A friend of mine just posted a long and very moving post about his father who managed to get to America out of the ashes of the Holocaust. It got me thinking about these white nationalists and the angry Trump voters who want America for the Americans and would shout out the Nazi tainted slogan “America First”. You want to measure who gets to be here. How about this?
My father’s ancestors came to New York (what was then called New Amsterdam) around 1690. Dad thought that distant Snodgrass was probably fleeing a charge of horse stealing. I found a reference in a book in Edinburgh to a Snodgrass in that period being prosecuted for the crime of dueling so maybe it was more interesting than being a horse thief. Clearly he was one of those “bad dudes” the President was Tweeting about today.

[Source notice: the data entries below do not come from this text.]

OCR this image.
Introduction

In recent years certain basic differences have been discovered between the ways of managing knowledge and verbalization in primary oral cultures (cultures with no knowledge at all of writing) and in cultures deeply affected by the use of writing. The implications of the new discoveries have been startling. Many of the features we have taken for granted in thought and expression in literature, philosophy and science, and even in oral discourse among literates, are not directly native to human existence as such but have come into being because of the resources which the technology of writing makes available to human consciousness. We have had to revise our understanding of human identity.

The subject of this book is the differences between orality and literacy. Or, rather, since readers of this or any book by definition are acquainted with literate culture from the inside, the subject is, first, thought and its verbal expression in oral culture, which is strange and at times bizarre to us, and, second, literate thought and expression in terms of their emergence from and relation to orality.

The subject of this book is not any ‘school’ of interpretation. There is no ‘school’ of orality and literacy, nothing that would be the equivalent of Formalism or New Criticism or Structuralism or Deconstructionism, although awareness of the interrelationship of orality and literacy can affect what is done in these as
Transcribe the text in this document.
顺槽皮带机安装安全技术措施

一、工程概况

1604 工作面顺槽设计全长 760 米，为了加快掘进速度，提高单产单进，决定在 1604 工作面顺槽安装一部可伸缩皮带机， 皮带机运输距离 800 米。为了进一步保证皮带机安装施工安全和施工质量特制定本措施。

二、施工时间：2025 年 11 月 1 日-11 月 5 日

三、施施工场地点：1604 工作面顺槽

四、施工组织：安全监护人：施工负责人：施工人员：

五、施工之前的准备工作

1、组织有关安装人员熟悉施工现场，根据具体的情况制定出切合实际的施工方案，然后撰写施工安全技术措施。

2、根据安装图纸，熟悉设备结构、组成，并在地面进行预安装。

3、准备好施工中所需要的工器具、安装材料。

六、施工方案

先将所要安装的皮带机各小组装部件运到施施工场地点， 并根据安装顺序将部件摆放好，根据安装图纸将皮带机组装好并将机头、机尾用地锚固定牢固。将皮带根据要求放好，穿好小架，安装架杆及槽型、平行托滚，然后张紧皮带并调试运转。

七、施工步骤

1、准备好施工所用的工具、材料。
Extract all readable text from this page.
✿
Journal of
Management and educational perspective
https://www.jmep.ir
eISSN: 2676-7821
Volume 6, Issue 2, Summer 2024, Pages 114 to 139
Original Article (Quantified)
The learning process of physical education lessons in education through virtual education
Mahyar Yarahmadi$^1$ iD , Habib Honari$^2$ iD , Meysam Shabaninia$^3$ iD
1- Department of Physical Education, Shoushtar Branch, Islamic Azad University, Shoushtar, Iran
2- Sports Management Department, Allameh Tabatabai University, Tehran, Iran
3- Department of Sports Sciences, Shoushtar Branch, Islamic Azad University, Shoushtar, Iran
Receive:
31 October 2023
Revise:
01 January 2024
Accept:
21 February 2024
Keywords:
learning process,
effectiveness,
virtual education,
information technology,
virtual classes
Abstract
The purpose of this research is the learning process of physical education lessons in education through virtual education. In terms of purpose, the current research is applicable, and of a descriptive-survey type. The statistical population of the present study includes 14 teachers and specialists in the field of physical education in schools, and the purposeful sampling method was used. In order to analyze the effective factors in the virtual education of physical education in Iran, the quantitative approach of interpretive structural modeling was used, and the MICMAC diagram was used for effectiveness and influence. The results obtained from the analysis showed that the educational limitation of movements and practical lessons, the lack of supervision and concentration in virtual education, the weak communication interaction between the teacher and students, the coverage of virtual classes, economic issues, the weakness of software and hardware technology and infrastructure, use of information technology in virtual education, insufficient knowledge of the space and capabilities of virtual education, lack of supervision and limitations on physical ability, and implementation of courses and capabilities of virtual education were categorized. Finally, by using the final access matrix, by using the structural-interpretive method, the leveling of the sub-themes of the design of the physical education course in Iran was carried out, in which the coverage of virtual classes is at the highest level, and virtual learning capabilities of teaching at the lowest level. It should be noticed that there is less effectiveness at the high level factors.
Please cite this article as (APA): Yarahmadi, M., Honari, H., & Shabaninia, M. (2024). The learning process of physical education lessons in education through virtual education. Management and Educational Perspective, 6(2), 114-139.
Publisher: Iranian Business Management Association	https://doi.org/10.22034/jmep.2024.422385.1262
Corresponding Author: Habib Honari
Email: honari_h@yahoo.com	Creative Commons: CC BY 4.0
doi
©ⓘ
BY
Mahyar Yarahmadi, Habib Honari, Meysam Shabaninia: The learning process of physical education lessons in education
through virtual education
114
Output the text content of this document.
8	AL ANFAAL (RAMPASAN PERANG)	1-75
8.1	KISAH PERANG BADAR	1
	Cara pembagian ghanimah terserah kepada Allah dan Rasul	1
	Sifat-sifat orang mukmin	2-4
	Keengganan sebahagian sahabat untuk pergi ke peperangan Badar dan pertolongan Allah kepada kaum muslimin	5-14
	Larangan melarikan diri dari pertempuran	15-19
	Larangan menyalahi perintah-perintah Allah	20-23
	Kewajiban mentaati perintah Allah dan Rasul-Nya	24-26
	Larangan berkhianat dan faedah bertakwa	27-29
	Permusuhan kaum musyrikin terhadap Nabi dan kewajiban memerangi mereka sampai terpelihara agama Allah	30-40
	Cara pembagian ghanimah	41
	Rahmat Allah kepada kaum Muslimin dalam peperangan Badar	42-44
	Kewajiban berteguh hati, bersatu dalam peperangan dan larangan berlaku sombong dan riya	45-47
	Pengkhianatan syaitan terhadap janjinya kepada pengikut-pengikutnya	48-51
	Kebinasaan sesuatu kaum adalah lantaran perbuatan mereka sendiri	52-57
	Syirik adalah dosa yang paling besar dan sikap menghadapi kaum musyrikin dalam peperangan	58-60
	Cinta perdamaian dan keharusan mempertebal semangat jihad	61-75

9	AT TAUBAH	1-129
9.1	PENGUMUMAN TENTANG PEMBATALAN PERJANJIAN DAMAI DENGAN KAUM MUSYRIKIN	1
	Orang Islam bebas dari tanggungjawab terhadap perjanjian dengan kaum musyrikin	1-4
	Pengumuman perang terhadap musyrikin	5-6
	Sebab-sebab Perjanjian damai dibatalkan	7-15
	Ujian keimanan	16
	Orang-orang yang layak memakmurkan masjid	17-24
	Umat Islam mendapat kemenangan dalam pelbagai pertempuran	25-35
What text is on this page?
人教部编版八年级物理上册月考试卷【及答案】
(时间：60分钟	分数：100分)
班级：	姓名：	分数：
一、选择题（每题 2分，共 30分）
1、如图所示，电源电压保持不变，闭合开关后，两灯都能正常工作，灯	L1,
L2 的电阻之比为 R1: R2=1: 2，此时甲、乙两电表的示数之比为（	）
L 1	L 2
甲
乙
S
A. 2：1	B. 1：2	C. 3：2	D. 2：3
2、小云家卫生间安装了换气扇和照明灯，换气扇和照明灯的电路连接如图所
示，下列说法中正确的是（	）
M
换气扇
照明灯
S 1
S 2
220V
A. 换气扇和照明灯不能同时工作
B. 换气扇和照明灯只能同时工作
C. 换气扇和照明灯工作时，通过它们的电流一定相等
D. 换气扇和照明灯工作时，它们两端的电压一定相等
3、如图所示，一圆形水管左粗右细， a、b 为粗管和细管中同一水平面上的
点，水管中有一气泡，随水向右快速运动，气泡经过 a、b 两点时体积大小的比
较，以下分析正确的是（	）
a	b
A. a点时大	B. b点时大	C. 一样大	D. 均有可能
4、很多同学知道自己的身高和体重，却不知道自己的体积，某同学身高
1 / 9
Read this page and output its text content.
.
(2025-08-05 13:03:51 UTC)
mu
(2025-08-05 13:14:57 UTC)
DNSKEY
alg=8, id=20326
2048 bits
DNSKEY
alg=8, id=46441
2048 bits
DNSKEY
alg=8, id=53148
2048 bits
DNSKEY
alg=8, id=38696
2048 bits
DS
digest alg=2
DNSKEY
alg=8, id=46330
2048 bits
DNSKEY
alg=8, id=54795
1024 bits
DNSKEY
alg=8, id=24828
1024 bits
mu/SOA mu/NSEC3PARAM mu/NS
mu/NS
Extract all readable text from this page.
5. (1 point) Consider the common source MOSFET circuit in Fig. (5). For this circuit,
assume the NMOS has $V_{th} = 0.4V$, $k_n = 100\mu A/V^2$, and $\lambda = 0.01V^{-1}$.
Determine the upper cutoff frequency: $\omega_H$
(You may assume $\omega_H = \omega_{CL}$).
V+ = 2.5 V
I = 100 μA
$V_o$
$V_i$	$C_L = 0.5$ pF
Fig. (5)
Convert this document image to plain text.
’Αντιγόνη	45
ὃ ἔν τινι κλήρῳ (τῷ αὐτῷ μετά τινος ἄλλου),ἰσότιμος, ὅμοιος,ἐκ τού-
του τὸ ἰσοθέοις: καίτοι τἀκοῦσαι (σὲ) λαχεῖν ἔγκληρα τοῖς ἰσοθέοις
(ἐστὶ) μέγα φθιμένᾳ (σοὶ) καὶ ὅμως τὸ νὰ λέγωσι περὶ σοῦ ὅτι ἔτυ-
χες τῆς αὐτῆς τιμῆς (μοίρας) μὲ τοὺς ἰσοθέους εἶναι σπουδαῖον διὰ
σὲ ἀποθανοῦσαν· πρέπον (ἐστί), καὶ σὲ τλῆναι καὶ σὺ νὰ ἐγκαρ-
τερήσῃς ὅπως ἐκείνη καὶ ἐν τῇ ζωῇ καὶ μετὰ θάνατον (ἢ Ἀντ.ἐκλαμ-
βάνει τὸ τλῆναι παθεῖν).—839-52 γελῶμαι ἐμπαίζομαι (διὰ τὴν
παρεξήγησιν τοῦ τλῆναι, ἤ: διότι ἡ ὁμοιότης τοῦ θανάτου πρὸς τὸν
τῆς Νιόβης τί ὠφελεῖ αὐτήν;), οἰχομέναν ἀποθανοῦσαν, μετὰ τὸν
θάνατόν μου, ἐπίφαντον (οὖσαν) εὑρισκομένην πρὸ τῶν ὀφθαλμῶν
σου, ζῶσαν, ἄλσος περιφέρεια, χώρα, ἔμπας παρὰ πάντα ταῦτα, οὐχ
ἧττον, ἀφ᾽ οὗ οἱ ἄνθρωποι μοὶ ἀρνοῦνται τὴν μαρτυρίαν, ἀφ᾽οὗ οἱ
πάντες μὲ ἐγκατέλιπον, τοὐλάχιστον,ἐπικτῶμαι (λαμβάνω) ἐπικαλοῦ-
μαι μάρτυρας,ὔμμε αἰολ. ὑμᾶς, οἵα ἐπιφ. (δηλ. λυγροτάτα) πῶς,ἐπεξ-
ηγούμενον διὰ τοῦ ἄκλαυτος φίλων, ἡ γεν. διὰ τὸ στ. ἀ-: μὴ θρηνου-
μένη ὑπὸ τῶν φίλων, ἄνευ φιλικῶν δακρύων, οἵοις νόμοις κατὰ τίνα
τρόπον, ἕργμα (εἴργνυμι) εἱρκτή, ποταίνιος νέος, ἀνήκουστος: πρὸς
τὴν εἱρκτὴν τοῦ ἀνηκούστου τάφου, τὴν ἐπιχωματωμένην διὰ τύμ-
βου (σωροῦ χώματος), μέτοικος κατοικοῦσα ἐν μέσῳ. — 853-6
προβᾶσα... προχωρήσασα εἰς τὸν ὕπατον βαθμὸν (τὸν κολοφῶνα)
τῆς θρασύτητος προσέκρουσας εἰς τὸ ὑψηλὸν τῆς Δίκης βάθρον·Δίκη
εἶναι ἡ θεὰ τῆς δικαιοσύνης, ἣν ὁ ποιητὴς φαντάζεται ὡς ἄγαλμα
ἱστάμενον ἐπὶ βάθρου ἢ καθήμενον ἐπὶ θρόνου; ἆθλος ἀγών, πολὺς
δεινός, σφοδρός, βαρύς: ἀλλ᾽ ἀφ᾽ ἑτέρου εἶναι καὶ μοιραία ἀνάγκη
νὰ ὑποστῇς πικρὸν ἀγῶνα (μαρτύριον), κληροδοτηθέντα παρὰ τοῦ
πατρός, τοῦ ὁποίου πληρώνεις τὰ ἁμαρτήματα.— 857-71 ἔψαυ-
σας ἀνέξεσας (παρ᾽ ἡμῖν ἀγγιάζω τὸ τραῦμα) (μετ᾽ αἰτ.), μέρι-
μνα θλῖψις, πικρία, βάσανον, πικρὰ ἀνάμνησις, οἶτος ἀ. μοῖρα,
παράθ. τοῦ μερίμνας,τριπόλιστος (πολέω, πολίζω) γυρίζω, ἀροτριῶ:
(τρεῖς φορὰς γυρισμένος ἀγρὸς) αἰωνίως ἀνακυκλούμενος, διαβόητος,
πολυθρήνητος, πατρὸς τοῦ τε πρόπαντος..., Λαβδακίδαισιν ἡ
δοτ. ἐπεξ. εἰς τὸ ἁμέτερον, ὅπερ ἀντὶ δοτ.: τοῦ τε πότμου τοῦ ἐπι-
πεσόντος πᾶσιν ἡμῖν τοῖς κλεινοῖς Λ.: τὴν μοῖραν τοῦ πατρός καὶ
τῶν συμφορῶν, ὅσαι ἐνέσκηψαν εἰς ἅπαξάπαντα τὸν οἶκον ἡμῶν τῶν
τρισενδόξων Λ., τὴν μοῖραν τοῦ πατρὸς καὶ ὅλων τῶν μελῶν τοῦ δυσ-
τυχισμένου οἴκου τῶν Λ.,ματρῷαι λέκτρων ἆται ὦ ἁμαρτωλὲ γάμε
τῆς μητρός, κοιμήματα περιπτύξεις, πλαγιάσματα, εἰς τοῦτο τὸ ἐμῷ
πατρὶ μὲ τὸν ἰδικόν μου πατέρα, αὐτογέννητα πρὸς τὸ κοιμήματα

Whatever the circumstance my family has been here a long time. I had a relative who fought with the Swamp Fox in the Revolutionary War and my Great-grandfather was a Yankee cavalry officer who fought in the Civil War. You can’t get much more DAR then this. On my mother’s side my grandfather was half Cherokee. I would point out the irony, but many on the Right seem to be irony impaired. Perhaps this will help them grasp the concept.
So to these people who think they are more American then everybody else and are slamming the door on desperate refugees — bite me! I’m pretty sure my American credentials are just as good if not better then yours, and more to the point I trying to live up to our American ideals starting with the Constitution you all profess to love that explicitly rejected religious tests, and the laws of this country that banned the pernicious use of national origin to block immigrants. If you don’t recall who we profess to be — let me remind you.
As I told my friend of Iranian blood this weekend, we are all immigrants. (the First Peoples excepted, of course). I am a true Heinz 57 mutt which is as American as you can get. My mother’s family came to Georgia in 1690 (must have been a good year), which probably means they were convicts or indentured servants. Another bunch landed in Virginia. All fought in the Revolutionary War and the Civil War. These bunches added a Cherokee to the mix and ended up in Texas when the South was destroyed. My father’s side came from Bavaria after the Civil War because he was tired of being a gardener on someone else’s land and homesteaded in Independence Kansas (just like Pa Ingalls). My grandmother was born in Eucha, Indian Territory, before Oklahoma became a state. The point of all this geneology is to say that I have no right to say who should and shouldn’t be here. Someone in my past took a long, nasty sea voyage leaving behind everything known to try for a better life. I can’t turn away another human who wants to do the same.
Exactly. My family came over from various places between 1633 and 1868. Some of them were fleeing from wars or persecution. Some of them got exiled. All sorts of reasons. America is built on immigrants.